Midi Olympique

Bourrée auvergnate

- Jacques VERDIER jacques.verdier@midi-olympique.fr

Ce n’est que justice, bien sûr. Au regard de la saison, du charme dispensé, de la qualité du jeu, de ses recherches, de sa ligne mélodique, de la fluidité des gestes, de son passé, de ses sempiterne­lles déconvenue­s. Clermont, sur l’ensemble de son oeuvre, méritait plus que Toulon ce titre acquis au terme d’un match enlevé, brûlant, irrespirab­le, mené d’emblée avec un panache formidable, poursuivi sur fond de fébrilité, d’atermoieme­nts, de carton jaune, de blessures, de plaquages ratés, d’impossibil­ité manifeste à développer de nouveau le rugby qui est le leur et terminé dans un état d’anxiété constant, tellement la rencontre, on ne le voyait que trop, pouvait basculer d’une seconde à l’autre pour un camp comme pour l’autre.

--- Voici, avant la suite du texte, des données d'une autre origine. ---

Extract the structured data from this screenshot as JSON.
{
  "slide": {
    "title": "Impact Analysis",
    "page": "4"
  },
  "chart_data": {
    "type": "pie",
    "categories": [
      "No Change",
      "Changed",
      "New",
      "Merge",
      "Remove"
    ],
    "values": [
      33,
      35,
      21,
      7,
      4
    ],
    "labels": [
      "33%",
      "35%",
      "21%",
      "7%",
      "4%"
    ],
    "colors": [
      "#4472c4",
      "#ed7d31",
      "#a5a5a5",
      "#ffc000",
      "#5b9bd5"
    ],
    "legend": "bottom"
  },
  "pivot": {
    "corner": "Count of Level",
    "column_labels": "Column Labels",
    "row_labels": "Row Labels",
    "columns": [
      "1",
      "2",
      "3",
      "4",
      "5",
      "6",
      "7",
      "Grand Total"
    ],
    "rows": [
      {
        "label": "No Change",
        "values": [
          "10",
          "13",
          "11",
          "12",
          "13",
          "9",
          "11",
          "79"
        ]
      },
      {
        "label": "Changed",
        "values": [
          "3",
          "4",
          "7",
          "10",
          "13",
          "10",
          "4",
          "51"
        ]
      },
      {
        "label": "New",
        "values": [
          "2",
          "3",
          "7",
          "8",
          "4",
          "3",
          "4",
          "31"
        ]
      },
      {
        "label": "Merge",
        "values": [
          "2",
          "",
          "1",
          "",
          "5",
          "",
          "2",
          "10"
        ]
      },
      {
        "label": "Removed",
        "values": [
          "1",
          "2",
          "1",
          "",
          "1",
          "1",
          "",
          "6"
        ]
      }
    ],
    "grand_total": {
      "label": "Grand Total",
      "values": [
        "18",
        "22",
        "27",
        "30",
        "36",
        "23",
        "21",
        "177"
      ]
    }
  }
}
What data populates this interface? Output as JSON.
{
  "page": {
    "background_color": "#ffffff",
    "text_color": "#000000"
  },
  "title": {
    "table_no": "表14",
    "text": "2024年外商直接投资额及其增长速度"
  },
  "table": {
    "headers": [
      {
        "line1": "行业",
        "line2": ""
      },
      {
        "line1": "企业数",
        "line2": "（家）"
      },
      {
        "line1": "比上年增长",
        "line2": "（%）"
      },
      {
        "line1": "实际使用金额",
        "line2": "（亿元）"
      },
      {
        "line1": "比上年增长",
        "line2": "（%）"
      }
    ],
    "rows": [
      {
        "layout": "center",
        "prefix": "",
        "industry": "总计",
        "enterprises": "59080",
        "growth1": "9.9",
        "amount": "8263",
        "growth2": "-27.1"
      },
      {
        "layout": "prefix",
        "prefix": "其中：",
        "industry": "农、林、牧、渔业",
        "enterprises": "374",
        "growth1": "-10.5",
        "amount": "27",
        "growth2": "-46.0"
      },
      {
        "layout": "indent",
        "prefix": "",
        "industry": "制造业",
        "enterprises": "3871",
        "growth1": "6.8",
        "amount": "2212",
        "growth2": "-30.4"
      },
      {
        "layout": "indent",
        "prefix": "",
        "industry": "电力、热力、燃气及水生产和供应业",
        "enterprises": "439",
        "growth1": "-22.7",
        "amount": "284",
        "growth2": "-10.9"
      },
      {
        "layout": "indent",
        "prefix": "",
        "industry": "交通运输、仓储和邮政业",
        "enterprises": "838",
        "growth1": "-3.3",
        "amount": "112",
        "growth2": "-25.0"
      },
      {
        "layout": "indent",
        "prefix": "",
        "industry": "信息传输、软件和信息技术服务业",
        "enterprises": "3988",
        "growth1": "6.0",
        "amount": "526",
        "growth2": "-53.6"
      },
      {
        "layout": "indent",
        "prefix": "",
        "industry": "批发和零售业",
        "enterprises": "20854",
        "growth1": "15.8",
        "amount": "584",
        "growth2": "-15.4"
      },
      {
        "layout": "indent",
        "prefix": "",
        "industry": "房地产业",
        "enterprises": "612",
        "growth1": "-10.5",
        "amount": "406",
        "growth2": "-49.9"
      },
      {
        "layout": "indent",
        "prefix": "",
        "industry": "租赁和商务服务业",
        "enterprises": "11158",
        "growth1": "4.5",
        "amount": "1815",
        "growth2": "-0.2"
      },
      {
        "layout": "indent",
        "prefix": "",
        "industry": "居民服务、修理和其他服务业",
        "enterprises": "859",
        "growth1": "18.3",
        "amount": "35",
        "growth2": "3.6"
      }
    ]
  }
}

On a toujours le coeur un peu lourd pour le vaincu au sortir d’une finale. La ribote des matelots toulonnais n’aura pas lieu et il est permis d’être triste pour les formidable­s grognards de La Garde (banlieue de Toulon) qui faisaient là leurs adieux au RCT. Ils furent, tout du long, admirables de générosité, de maîtrise, de tonicité. Ils surent, à l’image de toute l’équie varoise, relever tous les défis, étouffer les offensives clermontoi­ses, les presser, les bousculer, fidèles à leur fin de saison admirable, à un mental irréprocha­ble que saluait, après coup, avec beaucoup de sportivité Franck Azema.

Mais comment ne pas reconnaîtr­e à Clermont le mérite qui lui revient ? Au premier rang duquel se situe, à mes yeux, ce goût prononcé pour la recherche – technique, tactique, stratégiqu­e – recherche vive, infatigabl­e, omniphage, fouineuse, qui aura conduit l’équipe de la finale européenne à celle du Top 14 et la place, sur l’ensemble de son parcours, très au-dessus des autres.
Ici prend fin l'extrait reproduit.